In this current slice of overwhelm I am living through, I am quietly seeking solutions. Prioritize to start. What has to be done? (And what are the consequences if it isn’t?) What do I want to do? (And why? Personal satisfaction or to please someone I love?)

Or, frankly, the third block on my priority list is that it doesn’t matter. If I ever get around to doing this thing, it likely won’t matter but I’ve always wanted to try it and wouldn’t it be neat if I could? (Rock tumbling and polishing comes to mind. Don’t ask. A childhood hangover.)

So time to make a new priority list. Time to carve up those tasks according to my little chart of need/want/maybe. Time to engage the help of others (when and as possible). Time to give myself a break.

And while I’m at it, I’m going to give myself a hand and an “attagirl” for what months of attacking “to-do” lists has already helped me achieve. I don’t normally promote looking backwards as it usually accomplishes little to ruminate about the past.

But occasionally, when you need to take a breath and a breather to reorient yourself to what you need to do, it is good to remind yourself of what you have accomplished.

Likely at a time when you were in a place very much like the place of overwhelm you are trying to dig yourself out of today. Remind yourself of what’s been done to date and how far you’ve come.

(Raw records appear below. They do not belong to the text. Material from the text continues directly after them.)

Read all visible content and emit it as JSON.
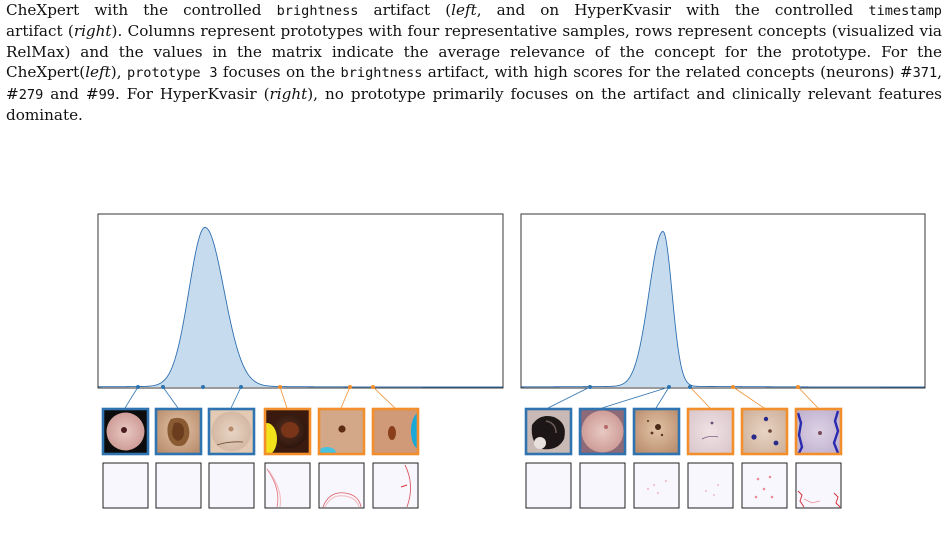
{
  "caption": {
    "line1": [
      {
        "t": "CheXpert with the controlled "
      },
      {
        "t": "brightness",
        "mono": true
      },
      {
        "t": " artifact ("
      },
      {
        "t": "left",
        "em": true
      },
      {
        "t": ", and on HyperKvasir with the controlled "
      },
      {
        "t": "timestamp",
        "mono": true
      }
    ],
    "rest": [
      {
        "t": " artifact ("
      },
      {
        "t": "right",
        "em": true
      },
      {
        "t": "). Columns represent prototypes with four representative samples, rows represent concepts (visualized via RelMax) and the values in the matrix indicate the average relevance of the concept for the prototype. For the CheXpert("
      },
      {
        "t": "left",
        "em": true
      },
      {
        "t": "), "
      },
      {
        "t": "prototype 3",
        "mono": true
      },
      {
        "t": " focuses on the "
      },
      {
        "t": "brightness",
        "mono": true
      },
      {
        "t": " artifact, with high scores for the related concepts (neurons) #"
      },
      {
        "t": "371",
        "mono": true
      },
      {
        "t": ", #"
      },
      {
        "t": "279",
        "mono": true
      },
      {
        "t": " and #"
      },
      {
        "t": "99",
        "mono": true
      },
      {
        "t": ". For HyperKvasir ("
      },
      {
        "t": "right",
        "em": true
      },
      {
        "t": "), no prototype primarily focuses on the artifact and clinically relevant features dominate."
      }
    ]
  },
  "colors": {
    "clean": "#2f74b0",
    "artifact": "#f28e2b",
    "density_fill": "#c6dcee",
    "density_line": "#2f6fb0"
  },
  "panels": [
    {
      "side": "left",
      "prototypes": [
        {
          "group": "clean",
          "image": "dark-circle-skin-lesion"
        },
        {
          "group": "clean",
          "image": "brown-irregular-skin-lesion"
        },
        {
          "group": "clean",
          "image": "pale-skin-with-hair"
        },
        {
          "group": "artifact",
          "image": "yellow-bright-patch-lesion"
        },
        {
          "group": "artifact",
          "image": "cyan-patch-small-lesion"
        },
        {
          "group": "artifact",
          "image": "blue-edge-brown-lesion"
        }
      ],
      "concepts": [
        "blank",
        "blank",
        "blank",
        "red-arc",
        "red-circle",
        "red-arc-right"
      ]
    },
    {
      "side": "right",
      "prototypes": [
        {
          "group": "clean",
          "image": "dark-black-lesion"
        },
        {
          "group": "clean",
          "image": "pink-skin-lesion"
        },
        {
          "group": "clean",
          "image": "brown-dotted-lesion"
        },
        {
          "group": "artifact",
          "image": "pale-skin-marker"
        },
        {
          "group": "artifact",
          "image": "blue-ink-dots"
        },
        {
          "group": "artifact",
          "image": "blue-ink-edges"
        }
      ],
      "concepts": [
        "blank",
        "blank",
        "red-specks",
        "red-specks-sparse",
        "red-specks-mid",
        "red-scribble"
      ]
    }
  ]
}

Sip and savor that cappuccino. Read a little from a best-selling new novel between tasks. Sit in the sun and appreciate the garden you planted that wasn’t there before you came along.

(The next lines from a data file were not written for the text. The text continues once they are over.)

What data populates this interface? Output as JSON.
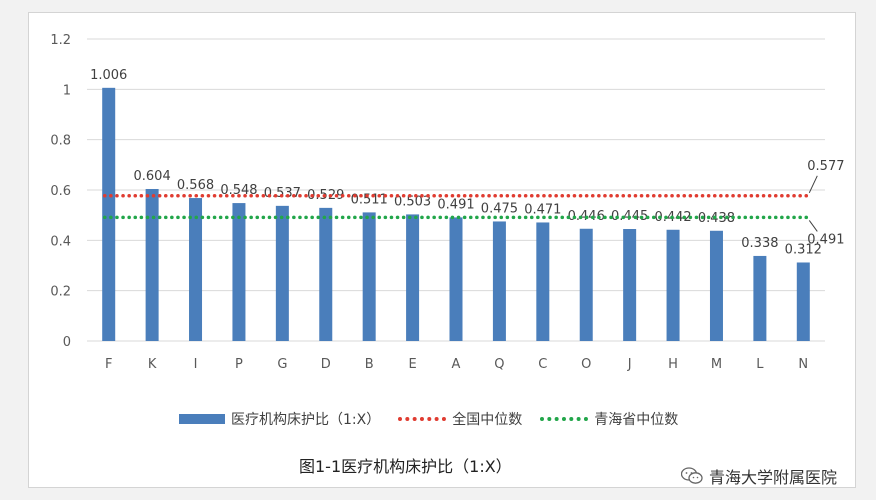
{
  "chart_data": {
    "type": "bar",
    "categories": [
      "F",
      "K",
      "I",
      "P",
      "G",
      "D",
      "B",
      "E",
      "A",
      "Q",
      "C",
      "O",
      "J",
      "H",
      "M",
      "L",
      "N"
    ],
    "series": [
      {
        "name": "医疗机构床护比（1:X）",
        "values": [
          1.006,
          0.604,
          0.568,
          0.548,
          0.537,
          0.529,
          0.511,
          0.503,
          0.491,
          0.475,
          0.471,
          0.446,
          0.445,
          0.442,
          0.438,
          0.338,
          0.312
        ],
        "data_labels": [
          "1.006",
          "0.604",
          "0.568",
          "0.548",
          "0.537",
          "0.529",
          "0.511",
          "0.503",
          "0.491",
          "0.475",
          "0.471",
          "0.446",
          "0.445",
          "0.442",
          "0.438",
          "0.338",
          "0.312"
        ],
        "color": "#4a7ebb"
      }
    ],
    "reference_lines": [
      {
        "name": "全国中位数",
        "value": 0.577,
        "label": "0.577",
        "color": "#e03c31",
        "style": "dotted"
      },
      {
        "name": "青海省中位数",
        "value": 0.491,
        "label": "0.491",
        "color": "#22a64a",
        "style": "dotted"
      }
    ],
    "y_ticks": [
      "0",
      "0.2",
      "0.4",
      "0.6",
      "0.8",
      "1",
      "1.2"
    ],
    "ylim": [
      0,
      1.2
    ],
    "grid": true,
    "legend": "bottom",
    "title": "",
    "xlabel": "",
    "ylabel": ""
  },
  "caption": "图1-1医疗机构床护比（1:X）",
  "watermark": {
    "text": "青海大学附属医院",
    "icon": "wechat-icon"
  }
}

It’s an important strategy boost to reenergize yourself for the tasks ahead.

I believe it is called balance.

Looking Up

I sure needed these little nuggets of joy I found recently.

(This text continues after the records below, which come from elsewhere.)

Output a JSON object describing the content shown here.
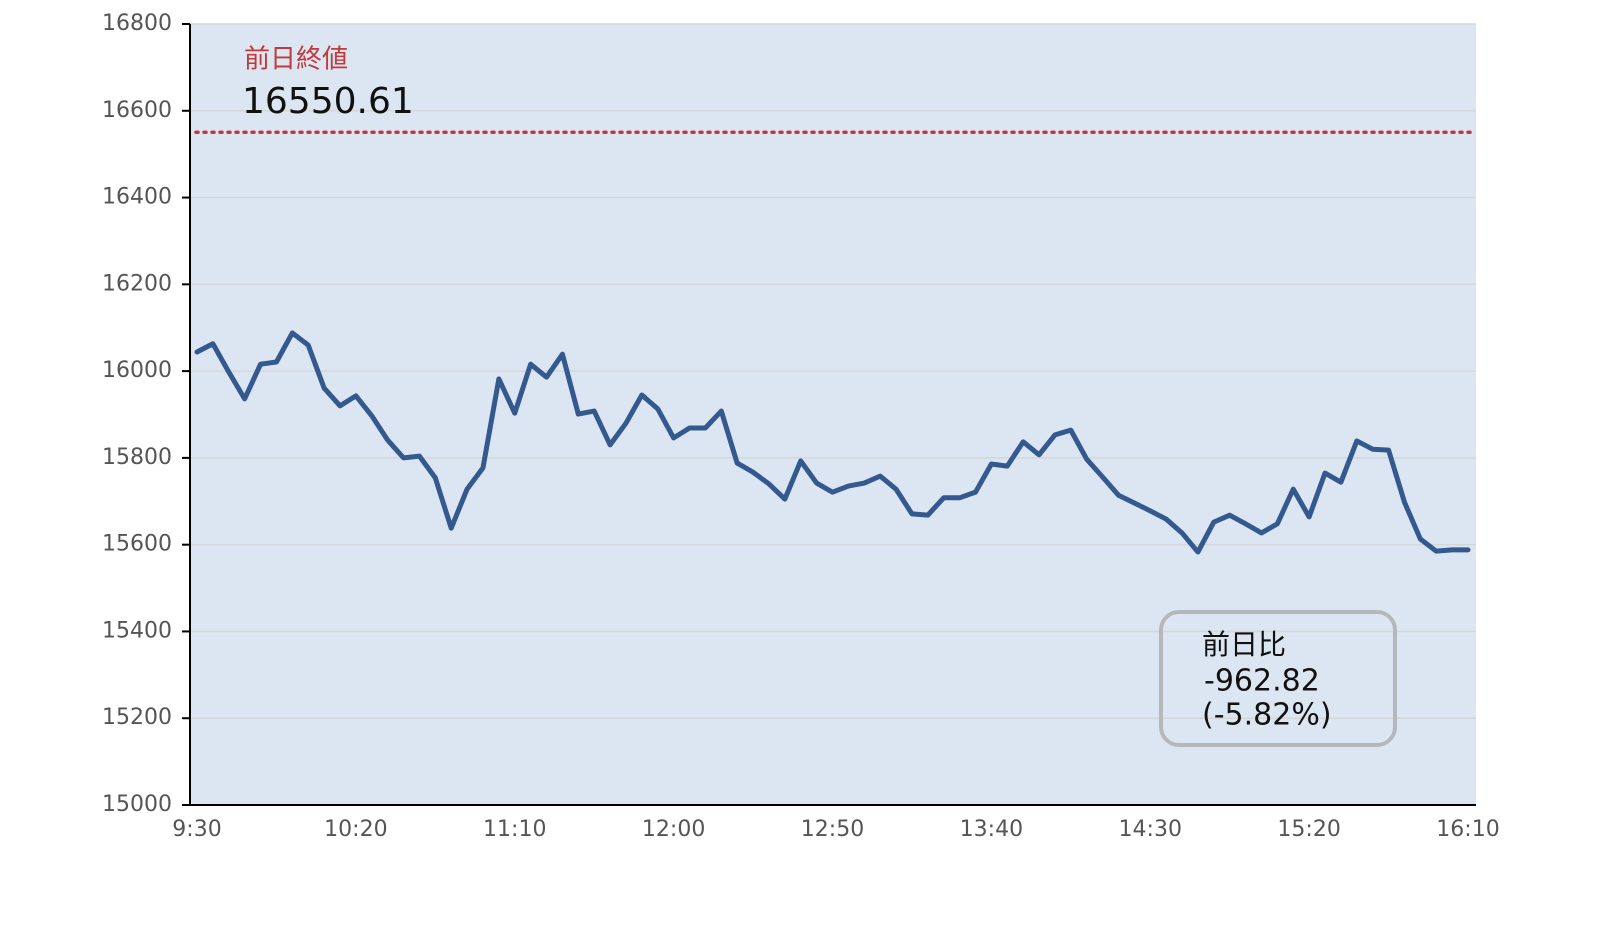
{
  "chart_data": {
    "type": "line",
    "categories": [
      "9:30",
      null,
      null,
      null,
      null,
      null,
      null,
      null,
      null,
      null,
      "10:20",
      null,
      null,
      null,
      null,
      null,
      null,
      null,
      null,
      null,
      "11:10",
      null,
      null,
      null,
      null,
      null,
      null,
      null,
      null,
      null,
      "12:00",
      null,
      null,
      null,
      null,
      null,
      null,
      null,
      null,
      null,
      "12:50",
      null,
      null,
      null,
      null,
      null,
      null,
      null,
      null,
      null,
      "13:40",
      null,
      null,
      null,
      null,
      null,
      null,
      null,
      null,
      null,
      "14:30",
      null,
      null,
      null,
      null,
      null,
      null,
      null,
      null,
      null,
      "15:20",
      null,
      null,
      null,
      null,
      null,
      null,
      null,
      null,
      null,
      "16:10"
    ],
    "values": [
      16044,
      16063,
      15998,
      15936,
      16016,
      16021,
      16088,
      16060,
      15961,
      15920,
      15943,
      15897,
      15841,
      15800,
      15804,
      15754,
      15638,
      15728,
      15777,
      15982,
      15903,
      16016,
      15986,
      16039,
      15901,
      15908,
      15830,
      15880,
      15945,
      15913,
      15846,
      15869,
      15869,
      15908,
      15788,
      15767,
      15740,
      15705,
      15793,
      15742,
      15721,
      15735,
      15742,
      15758,
      15728,
      15671,
      15668,
      15708,
      15708,
      15721,
      15786,
      15781,
      15837,
      15807,
      15853,
      15864,
      15797,
      15756,
      15714,
      15696,
      15678,
      15659,
      15627,
      15583,
      15652,
      15668,
      15648,
      15627,
      15648,
      15728,
      15664,
      15765,
      15744,
      15839,
      15820,
      15818,
      15698,
      15613,
      15585,
      15588,
      15588
    ],
    "color": "#34598f",
    "ylim": [
      15000,
      16800
    ],
    "yticks": [
      15000,
      15200,
      15400,
      15600,
      15800,
      16000,
      16200,
      16400,
      16600,
      16800
    ],
    "grid": true,
    "reference_line": {
      "label": "前日終値",
      "value": 16550.61,
      "color": "#c0393b"
    },
    "change_box": {
      "label": "前日比",
      "value": -962.82,
      "percent_label": "(-5.82%)"
    }
  }
}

In one astonishing clip, a four year old boy speaks to his mom about his emotions and how he is processing them. Four years old!! I know forty year olds (and even much older) who couldn’t get close to this level of emotional clarity. https://www.facebook.com/reel/562156025745695

Another story highlighted the business venture of a young French architect Clarisse Merlet who is making construction materials out of recycled fabrics. Bricks to be exact. https://www.euronews.com/culture/2023/09/04/meet-the-french-eco-chic-architect-crafting-fashionable-bricks

Hers is a small, energy intense, hands-on little business. To date, she has already made 12,000 clothing bricks. She has sold them as office partitions and decorative items. She is doing a lot of research to expand their utility and reach in large scale construction projects.

The concept could not be simpler and yet more profound in its potential impact. Who among us doesn’t have a few dozen pieces of extra clothing in our closet that we could easily offload? Having them reused sustainably would be a total bonus.

Kermit The Frog popped up somewhere singing a Talking Heads cover: “Once in a Lifetime.” https://youtu.be/PCY0aeUx-Ns

YouTube gold. Kermie captured my heart years ago with, “It’s Not Easy Being Green”, a sentiment we can all relate to the way Kermie sings it. And, of course, The Rainbow Connection. That musical gem still gives me goosebumps.

A writer in the New Yorker pens a comic strip about an elderly gentleman who plays the sound of birds chirping in his car all the time. It is his way of feeling like he is in the country when he is still living in the city.

More and more often, I am reading rebellious writers like me who are pushing back against the execrable weight of information overload and faceless wealth hoarding billionaires. Like me, too, it seems, they are trying to tease out and claw their way back to a sense of what it means to be human. Especially these days.

They give me hope for today and for the future. Maybe this dog’s breakfast we are living through will have a satisfactory ending after all.

And to drift into political waters that I usually avoid like the plague, Jim Jordan wasn’t elected House speaker. It looks very much like he won’t be.

That single news story tells me there may be hope and common sense at work out there in the world, after all. Sigh.